A Union County man has been indicted on charges of making corrupt payments to a public official, wire fraud, and using a facility in interstate commerce to facilitate bribery, U.S. Attorney Craig Carpenito announced today.
Jeanmarie Zahore, 56, of Rahway has been charged in an indictment unsealed with one count of making corrupt payments to an agent of a local government receiving federal funds, two counts of wire fraud, and one count of violating the Travel Act to carry on bribery.
Zahore made his initial appearance before U.S. Magistrate Judge Cathy L. Waldor and was released on a $100,000 unsecured bond. No date has been scheduled for Zahore’s arraignment.
According to the indictment:
Zahore was the sole owner of JZ Nettech, a computer consulting business that he operated out of his residence.
On September 15, 2015, the City Council of Orange Township, New Jersey, passed a resolution awarding JZ Nettech, without competitive bidding, a $350,000 emergency contract to install a computer networking system at a municipal complex that housed the Orange Municipal Court and the Orange Police Department (the “Municipal Complex Project”).
From August 2015 through at least November 23, 2015, Zahore engaged in a scheme to offer and give corrupt cash payments to an unnamed Orange public official to influence and reward them for using their influence to arrange for Orange to award JZ Nettech the emergency contract and to facilitate payments from Orange to JZ Nettech.
After communications between Zahore and the public official, at a meeting at the Municipal Complex on September 14, 2015, the public official advised a senior official of the Orange Municipal Court (the “Court Official”) and a senior official of the Orange Police Department (the “Police Department Official”) that: (a) there was an urgent need to address a potential security vulnerability in the Municipal Complex’s computer network, and (b) JZ Nettech had been selected as the vendor to fix the problem.
The public official caused Orange to issue a Certification of Funds, certifying that $350,000 was available for the Municipal Complex Project and identifying the vendor as JZ Nettech.
On September 15, 2015, the public official spoke before the Orange City Council in support of allocating emergency funds for the Municipal Complex Project and awarding the Municipal Complex Project to JZ Nettech.
At the meeting, during which Orange City Council members raised questions about the selection of JZ Nettech as the vendor for the Municipal Complex Project, the public official did not disclose that they had engaged in communications with Zahore since at least August 31, 2015.
On September 16, 2015, the day after the Orange City Council approved the $350,000 contract, the public official approved the issuance of a blanket purchase order authorizing Orange to pay JZ Nettech $350,000 in connection with the Municipal Complex Project.
On September 17, 2015, after Zahore and the public official text-messaged about Zahore’s invoice to Orange and meeting with each other, Zahore sent an email to an Orange Employee, attached to which was a JZ Nettech “invoice related to the 1st stage of the project” seeking a payment of $115,000.
On the same date, Zahore sent a text message to the public official, stating, “I sent [the JZ Nettech invoice for $115,000] to [Orange Employee]. Do you want a copy sent to u?”
On September 18, 2015, Zahore sent an email to the Orange Employee, attached to which was a revised JZ Nettech invoice, still seeking a payment of $115,000, but now indicating that $34,460 of the $115,000 was for the “Purchase of wiring for buildings.”
On the same date, at the public official's direction, the Police Department Official signed and approved a purchase order for the payment of $115,000 to JZ Nettech for the “PURCH[ASE] OF WIRING/CABLE/SUPPLIES” for the Municipal Complex Project.

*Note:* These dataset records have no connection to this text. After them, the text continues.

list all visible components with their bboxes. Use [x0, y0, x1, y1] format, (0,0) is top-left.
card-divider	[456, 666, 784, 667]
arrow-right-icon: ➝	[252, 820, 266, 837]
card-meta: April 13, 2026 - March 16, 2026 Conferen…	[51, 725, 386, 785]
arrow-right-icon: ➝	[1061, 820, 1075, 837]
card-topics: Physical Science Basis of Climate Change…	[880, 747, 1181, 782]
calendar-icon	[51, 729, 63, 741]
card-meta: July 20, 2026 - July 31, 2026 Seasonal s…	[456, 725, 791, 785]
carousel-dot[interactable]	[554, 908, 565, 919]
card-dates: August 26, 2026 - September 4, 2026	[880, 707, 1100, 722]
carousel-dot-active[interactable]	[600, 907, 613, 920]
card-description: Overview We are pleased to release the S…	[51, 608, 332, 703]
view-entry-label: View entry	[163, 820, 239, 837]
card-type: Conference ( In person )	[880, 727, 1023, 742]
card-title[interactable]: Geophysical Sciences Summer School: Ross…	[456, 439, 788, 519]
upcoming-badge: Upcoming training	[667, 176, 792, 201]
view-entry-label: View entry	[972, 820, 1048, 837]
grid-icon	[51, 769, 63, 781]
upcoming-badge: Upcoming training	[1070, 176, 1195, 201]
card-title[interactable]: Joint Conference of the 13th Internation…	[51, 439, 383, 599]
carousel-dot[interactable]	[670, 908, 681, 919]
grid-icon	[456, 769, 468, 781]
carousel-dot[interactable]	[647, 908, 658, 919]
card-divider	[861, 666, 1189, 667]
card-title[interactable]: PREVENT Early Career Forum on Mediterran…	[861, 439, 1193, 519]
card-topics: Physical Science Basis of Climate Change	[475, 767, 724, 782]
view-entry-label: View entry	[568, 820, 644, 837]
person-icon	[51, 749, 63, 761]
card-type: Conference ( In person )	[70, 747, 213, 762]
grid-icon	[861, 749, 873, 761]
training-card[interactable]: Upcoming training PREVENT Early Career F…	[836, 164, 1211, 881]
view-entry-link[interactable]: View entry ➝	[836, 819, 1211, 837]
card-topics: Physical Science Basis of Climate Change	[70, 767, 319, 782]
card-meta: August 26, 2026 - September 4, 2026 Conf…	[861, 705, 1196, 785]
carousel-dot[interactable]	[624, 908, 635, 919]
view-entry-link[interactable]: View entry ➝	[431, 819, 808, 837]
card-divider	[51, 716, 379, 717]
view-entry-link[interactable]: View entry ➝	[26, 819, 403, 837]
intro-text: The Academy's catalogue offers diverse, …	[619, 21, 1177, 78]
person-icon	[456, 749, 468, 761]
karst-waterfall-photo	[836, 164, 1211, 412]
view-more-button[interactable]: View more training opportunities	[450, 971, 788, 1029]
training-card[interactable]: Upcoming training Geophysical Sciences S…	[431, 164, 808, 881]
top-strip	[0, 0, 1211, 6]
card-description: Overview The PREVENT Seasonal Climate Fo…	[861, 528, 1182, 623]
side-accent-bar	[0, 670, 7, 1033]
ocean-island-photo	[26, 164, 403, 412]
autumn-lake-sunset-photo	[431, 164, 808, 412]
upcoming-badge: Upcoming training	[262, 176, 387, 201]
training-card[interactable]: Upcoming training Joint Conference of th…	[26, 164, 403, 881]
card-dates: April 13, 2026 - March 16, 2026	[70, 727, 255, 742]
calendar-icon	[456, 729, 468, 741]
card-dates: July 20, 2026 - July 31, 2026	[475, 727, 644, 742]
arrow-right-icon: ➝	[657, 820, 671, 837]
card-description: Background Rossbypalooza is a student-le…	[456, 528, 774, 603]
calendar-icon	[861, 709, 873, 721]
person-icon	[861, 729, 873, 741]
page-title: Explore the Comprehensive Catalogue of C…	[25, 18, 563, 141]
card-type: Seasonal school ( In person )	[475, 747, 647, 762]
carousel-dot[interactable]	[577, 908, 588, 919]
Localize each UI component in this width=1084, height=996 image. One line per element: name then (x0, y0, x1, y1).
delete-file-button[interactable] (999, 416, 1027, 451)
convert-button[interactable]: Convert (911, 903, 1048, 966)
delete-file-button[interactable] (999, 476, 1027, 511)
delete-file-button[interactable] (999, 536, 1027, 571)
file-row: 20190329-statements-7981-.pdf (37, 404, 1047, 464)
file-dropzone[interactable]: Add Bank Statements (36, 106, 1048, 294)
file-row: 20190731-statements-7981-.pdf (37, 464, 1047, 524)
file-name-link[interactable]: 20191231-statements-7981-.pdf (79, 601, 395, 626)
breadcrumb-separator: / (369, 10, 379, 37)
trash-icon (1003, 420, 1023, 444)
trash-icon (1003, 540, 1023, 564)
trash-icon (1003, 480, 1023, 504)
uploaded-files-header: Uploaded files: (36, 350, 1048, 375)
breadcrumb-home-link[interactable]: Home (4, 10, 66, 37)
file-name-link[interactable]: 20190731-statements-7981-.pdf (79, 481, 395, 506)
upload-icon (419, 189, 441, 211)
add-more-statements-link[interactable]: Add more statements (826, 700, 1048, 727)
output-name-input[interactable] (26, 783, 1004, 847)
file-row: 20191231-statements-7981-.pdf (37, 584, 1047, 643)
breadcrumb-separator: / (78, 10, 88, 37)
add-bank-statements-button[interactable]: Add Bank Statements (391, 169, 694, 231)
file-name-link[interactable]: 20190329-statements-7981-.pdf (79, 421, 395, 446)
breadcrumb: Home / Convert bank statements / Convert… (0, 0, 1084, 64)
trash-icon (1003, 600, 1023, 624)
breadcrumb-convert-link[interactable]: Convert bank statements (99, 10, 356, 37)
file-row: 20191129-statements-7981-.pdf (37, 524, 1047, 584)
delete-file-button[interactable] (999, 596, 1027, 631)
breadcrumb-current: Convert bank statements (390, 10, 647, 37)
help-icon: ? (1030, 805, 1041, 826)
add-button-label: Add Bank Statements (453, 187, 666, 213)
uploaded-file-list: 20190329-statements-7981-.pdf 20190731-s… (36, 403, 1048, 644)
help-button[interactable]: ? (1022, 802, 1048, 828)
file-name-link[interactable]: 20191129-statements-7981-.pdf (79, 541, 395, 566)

Typically, vendors are not pre-paid by Orange to purchase supplies for a project.
From September 18, 2015, to November 10, 2015, Zahore received and deposited three Orange checks totaling $350,000 in connection with the Municipal Complex Project into a bank account for him and JZ Nettech.
On November 20, 2015, and November 23, 2015, Zahore withdrew a total of approximately $50,000 in cash from this bank account, which was obtained, in substantial part, from the funds paid by Orange.
On each of those same dates, Zahore gave, and the public official accepted, approximately $10,000 in cash, which was intended to influence and reward the public official for their assistance in connection with the Municipal Complex Project.
Zahore characterized those two cash payments to Individual 1 totaling approximately $20,000 in a spreadsheet that Zahore maintained of expenses related to the Municipal Complex Project as follows:
Gift: [Initials of Individual 1]
Gift: [Initials of Individual 1]
Each of the following charges carries the following maximum potential penalties:
The count of making corrupt payments to an agent of a local government receiving federal funds is punishable by a maximum of 10 years in prison; the count of wire fraud is punishable by a maximum of 20 years in prison, and the count of use of an interstate facility to facilitate bribery is punishable by a maximum of five years in prison. Each count also carries a potential fine of $250,000.